(1) This Saturday, governorship elections are due and alas, the issue of housing is not a burning topic. I just shudder at how empty our politics is. Neither the APC or PDP has a coherent housing policy. Do you know that housing is primarily the responsibility of state governments and should have been the major debate over the last week?

(2) So far, the only governorship candidate across the 36 states who has mentioned housing in his campaign is Babatunde Gbadamosi, the Lagos State gubernatorial candidate of the Action Democratic Party. He has promised to build 10,000 affordable homes a year in Lagos. Nobody else appears interested in the matter

(3) Well, let me break the scale of the problem down for you my people. As we speak today, about 50% of Nigeria’s population of 180m live in urban areas. As we approach 2050 and are set to become the world’s third most populous nation, we are poised to become the ghetto capital of humanity. Squalor, disease, epidemics and environmental disaster awaits us unless we address this vexed issue of housing

(4) Growing up, we did not have this problem as back in the 70 and 80s, about 70% of our population lived in villages. Today, Nigeria’s population is crammed into cities like Lagos, Abuja, Ibadan, Port Harcourt, Benin, Kano, Kaduna, Jos, Aba, Maiduguri, etc. We are sitting on a ticking time bomb my people

(5) Let me give you statistics to back it up - Lagos (12m), Kano (3.6m) Ibadan (3.5m), Kaduna (1.5m), Port Harcourt (1.2m), Benin (1.12m), Maiduguri (1.12m). You simply cannot have cities with populations in excess of 1m and not have housing policies to accommodate the people

(6) During the Second Republic, Obafemi Awolowo had a policy called Stemming the Rural-Urban Migration. This involved locating government corporations and private businesses in the countryside so people did not need to rush to the cities in search of work. Today, nobody is even discussing this

(7) In Kaduna for instance, the problem has got so bad that the city is now segregated between Muslims and Christians. You are not even allowed to rent houses in a part of the city occupied by people of the other faith. Rather then address this matter, that so-called Governor El-Rufai has been fighting for a $350m World Bank loan. He has not told us what he wants to use the loan for and I keep asking myself, why is he not seeking a  $350m developmental grant to build affordable homes in Kaduna? Surely housing his people is more important than getting a loan, sharing the proceeds among his cronies and then indebting his state for the next 30 years

(8) In Kano, we actually might see some action as long as property developers approach the governor with proposals to build privately. If they agree to pay Ganduje his 30% cut of any development, I can see him agreeing to such investment, maybe under a PPP scheme. However, by the time they absorb that 30%, the contractors will have to cut corners, thus making the houses, sub-standard and dangerous. So if you hear of any collapsed houses in Kano, we all know who to blame

(9) In Ibadan, we have a unique problem as the city is one of undulating hills like San Francisco or Yaoundé. Housing has to take this into effect and also build facilities to serve hilltop estates. Are either of the Oyo State governorship candidates even discussing this at all? When you have a city of 3.5m people and housing and mass transit are not even discussed in an election campaign, are we not heading for Armageddon?
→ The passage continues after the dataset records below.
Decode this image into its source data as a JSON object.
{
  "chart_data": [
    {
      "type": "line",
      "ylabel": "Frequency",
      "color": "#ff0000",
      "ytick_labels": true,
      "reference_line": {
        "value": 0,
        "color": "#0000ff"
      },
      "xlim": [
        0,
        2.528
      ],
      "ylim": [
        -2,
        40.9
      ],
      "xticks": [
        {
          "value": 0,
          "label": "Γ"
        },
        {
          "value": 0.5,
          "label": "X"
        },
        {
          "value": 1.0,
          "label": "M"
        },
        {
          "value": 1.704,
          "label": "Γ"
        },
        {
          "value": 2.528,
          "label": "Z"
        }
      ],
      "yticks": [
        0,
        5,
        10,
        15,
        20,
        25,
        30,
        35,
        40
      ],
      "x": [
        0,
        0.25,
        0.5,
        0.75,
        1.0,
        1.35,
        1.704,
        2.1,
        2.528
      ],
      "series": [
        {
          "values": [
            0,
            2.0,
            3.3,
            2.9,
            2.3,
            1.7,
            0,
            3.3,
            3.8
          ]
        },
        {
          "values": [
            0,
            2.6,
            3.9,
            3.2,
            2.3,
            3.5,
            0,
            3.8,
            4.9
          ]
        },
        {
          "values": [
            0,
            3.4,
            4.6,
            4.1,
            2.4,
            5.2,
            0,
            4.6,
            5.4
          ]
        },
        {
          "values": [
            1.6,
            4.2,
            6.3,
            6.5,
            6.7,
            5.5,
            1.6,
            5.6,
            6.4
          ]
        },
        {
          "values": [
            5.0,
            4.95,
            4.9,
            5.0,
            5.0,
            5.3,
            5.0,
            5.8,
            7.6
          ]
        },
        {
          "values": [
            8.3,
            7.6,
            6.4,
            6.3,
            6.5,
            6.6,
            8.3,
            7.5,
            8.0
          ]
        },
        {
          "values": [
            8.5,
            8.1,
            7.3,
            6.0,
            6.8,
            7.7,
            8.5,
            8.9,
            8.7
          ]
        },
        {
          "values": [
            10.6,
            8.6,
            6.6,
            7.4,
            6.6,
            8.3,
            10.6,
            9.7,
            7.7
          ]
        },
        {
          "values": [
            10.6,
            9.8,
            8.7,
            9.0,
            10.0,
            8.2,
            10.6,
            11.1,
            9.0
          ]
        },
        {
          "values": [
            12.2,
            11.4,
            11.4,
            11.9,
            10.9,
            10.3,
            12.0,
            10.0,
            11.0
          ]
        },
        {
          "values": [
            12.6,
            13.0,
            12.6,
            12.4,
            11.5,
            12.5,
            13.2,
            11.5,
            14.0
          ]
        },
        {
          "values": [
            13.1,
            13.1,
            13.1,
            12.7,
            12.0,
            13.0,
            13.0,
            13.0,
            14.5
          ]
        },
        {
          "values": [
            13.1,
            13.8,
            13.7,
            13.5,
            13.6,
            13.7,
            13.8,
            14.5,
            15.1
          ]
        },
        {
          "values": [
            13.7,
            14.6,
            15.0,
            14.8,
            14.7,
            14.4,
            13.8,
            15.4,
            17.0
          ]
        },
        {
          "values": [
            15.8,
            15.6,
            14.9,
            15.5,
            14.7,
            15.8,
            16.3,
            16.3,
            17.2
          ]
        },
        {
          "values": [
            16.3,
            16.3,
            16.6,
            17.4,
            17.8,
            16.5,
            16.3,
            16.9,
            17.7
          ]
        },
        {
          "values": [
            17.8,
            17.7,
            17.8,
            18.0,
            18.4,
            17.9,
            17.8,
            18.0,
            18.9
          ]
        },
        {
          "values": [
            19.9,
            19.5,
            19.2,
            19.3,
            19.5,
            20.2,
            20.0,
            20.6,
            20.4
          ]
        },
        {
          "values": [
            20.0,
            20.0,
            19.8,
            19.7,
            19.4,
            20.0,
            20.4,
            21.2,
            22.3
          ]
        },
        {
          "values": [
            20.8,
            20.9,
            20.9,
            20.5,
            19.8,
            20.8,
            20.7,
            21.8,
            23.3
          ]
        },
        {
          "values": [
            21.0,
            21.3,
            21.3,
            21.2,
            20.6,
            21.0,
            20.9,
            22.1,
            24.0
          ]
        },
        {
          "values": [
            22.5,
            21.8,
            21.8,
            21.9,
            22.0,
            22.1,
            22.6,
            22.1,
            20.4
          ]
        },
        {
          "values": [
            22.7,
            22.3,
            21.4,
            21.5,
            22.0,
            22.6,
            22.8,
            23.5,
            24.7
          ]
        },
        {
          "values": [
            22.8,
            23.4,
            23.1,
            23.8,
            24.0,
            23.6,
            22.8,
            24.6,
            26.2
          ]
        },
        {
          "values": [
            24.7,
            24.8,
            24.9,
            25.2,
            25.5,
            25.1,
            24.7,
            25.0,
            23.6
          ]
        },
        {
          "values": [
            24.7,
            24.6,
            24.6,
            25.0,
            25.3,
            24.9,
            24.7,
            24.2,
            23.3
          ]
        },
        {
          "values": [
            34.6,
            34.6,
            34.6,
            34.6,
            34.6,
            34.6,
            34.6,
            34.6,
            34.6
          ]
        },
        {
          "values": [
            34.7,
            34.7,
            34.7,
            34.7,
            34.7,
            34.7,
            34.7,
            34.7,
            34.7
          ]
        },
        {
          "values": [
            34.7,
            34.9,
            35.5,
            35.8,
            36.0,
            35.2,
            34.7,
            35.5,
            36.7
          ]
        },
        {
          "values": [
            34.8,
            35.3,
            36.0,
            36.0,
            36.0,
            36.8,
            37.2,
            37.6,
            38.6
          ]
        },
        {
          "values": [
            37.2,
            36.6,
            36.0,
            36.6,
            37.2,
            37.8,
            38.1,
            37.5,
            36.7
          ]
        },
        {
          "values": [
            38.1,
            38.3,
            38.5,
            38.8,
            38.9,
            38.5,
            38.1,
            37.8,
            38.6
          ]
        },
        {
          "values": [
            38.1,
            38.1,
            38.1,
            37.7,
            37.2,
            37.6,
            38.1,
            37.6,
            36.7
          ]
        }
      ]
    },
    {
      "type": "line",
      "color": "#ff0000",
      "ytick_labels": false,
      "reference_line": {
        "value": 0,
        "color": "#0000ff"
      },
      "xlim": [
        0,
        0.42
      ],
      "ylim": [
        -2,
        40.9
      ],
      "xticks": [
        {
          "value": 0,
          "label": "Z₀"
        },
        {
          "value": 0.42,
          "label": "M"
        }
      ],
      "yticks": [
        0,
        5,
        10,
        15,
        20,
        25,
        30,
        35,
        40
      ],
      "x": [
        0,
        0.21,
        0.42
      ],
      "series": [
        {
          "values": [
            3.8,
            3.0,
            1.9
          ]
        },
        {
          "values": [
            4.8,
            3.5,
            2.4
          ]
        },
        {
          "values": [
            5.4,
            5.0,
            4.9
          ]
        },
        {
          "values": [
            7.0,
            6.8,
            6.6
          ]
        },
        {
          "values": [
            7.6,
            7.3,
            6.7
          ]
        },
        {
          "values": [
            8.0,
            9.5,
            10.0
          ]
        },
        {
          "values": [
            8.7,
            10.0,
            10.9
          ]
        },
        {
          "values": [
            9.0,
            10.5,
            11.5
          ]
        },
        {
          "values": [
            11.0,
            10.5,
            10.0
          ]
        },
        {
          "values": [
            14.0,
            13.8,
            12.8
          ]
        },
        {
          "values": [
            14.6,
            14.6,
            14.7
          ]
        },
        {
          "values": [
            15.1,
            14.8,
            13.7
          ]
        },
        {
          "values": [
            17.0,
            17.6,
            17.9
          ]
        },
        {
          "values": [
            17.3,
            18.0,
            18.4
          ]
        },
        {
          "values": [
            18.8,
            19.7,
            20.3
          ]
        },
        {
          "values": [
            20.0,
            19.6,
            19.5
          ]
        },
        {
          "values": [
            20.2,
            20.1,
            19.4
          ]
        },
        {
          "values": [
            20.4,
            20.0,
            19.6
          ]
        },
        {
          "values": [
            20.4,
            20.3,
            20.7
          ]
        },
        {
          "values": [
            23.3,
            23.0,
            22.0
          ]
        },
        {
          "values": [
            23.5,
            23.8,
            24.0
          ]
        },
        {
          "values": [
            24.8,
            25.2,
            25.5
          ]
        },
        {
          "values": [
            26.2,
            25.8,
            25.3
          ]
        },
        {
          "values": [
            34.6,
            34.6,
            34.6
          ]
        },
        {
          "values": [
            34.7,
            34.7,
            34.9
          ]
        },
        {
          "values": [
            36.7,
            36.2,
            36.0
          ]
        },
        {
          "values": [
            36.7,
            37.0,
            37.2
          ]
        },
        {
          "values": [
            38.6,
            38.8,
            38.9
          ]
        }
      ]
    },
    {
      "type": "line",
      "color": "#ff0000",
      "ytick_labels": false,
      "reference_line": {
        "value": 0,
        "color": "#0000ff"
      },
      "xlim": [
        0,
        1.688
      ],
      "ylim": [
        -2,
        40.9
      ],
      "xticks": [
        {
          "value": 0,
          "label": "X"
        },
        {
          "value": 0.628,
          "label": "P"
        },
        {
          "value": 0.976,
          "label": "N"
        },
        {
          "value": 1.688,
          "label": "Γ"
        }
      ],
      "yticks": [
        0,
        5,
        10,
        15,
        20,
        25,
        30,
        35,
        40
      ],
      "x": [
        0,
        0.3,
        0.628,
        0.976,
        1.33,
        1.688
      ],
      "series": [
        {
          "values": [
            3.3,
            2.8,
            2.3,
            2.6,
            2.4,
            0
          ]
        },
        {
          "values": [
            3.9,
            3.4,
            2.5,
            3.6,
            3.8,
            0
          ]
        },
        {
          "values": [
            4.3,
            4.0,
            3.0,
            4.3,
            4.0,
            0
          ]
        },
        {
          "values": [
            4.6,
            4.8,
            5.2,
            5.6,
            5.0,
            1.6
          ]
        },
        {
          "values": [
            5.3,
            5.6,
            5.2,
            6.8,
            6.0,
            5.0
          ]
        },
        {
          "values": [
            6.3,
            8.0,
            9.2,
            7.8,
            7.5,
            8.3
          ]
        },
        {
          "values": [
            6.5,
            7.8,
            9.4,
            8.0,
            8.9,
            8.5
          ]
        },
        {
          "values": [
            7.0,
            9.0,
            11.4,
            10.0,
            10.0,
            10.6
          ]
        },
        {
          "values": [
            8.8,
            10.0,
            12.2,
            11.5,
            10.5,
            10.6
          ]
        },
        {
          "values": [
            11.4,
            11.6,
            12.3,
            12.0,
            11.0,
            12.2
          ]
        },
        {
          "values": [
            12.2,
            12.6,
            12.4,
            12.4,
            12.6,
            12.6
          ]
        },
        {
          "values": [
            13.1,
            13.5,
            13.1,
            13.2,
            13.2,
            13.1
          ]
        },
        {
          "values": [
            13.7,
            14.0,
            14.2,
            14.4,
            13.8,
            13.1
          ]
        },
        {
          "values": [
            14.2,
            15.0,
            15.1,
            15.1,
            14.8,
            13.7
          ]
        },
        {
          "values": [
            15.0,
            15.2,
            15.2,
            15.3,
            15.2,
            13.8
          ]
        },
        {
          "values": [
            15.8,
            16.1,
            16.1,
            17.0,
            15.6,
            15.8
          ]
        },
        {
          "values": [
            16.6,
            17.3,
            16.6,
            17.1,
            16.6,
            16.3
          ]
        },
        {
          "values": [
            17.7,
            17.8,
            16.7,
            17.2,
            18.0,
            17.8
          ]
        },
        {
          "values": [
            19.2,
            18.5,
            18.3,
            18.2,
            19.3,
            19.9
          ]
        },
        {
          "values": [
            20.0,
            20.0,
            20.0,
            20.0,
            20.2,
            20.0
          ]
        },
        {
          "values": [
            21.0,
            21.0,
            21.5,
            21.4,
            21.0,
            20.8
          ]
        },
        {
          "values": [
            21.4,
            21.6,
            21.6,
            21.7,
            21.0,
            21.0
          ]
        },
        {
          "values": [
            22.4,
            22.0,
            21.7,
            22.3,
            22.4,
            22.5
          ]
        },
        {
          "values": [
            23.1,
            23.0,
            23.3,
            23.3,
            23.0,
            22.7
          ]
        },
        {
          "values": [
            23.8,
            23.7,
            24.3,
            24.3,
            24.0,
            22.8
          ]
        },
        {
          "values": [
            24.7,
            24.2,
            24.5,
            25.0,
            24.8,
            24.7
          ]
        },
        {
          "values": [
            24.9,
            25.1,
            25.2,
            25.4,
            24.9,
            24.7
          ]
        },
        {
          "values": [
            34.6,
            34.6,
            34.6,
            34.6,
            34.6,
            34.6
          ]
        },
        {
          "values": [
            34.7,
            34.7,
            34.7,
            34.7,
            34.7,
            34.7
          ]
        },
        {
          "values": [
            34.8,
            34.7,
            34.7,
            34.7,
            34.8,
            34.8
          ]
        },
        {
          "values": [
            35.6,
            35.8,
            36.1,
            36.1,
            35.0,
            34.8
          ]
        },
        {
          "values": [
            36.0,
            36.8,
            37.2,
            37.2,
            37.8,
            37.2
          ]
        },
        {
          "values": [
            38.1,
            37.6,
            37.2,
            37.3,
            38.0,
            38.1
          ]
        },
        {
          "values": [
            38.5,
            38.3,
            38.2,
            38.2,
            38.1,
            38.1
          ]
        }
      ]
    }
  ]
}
(10) One city that I would personally like to tackle though is Maiduguri. With half of the population of Borno State said to currently be living there, it is ripe for industrialisation. Maiduguri should be turned into a manufacturing workshop, Will all the surrounding countryside converted into farming plantations. Maiduguri should be the agro-processing capital of Nigeria. This means factories, housing estates, an urban metro, a mini power grid, etc.

My people are not debating these matters and they want good governance????? Hmmm. Do Nigerians deserve good governance.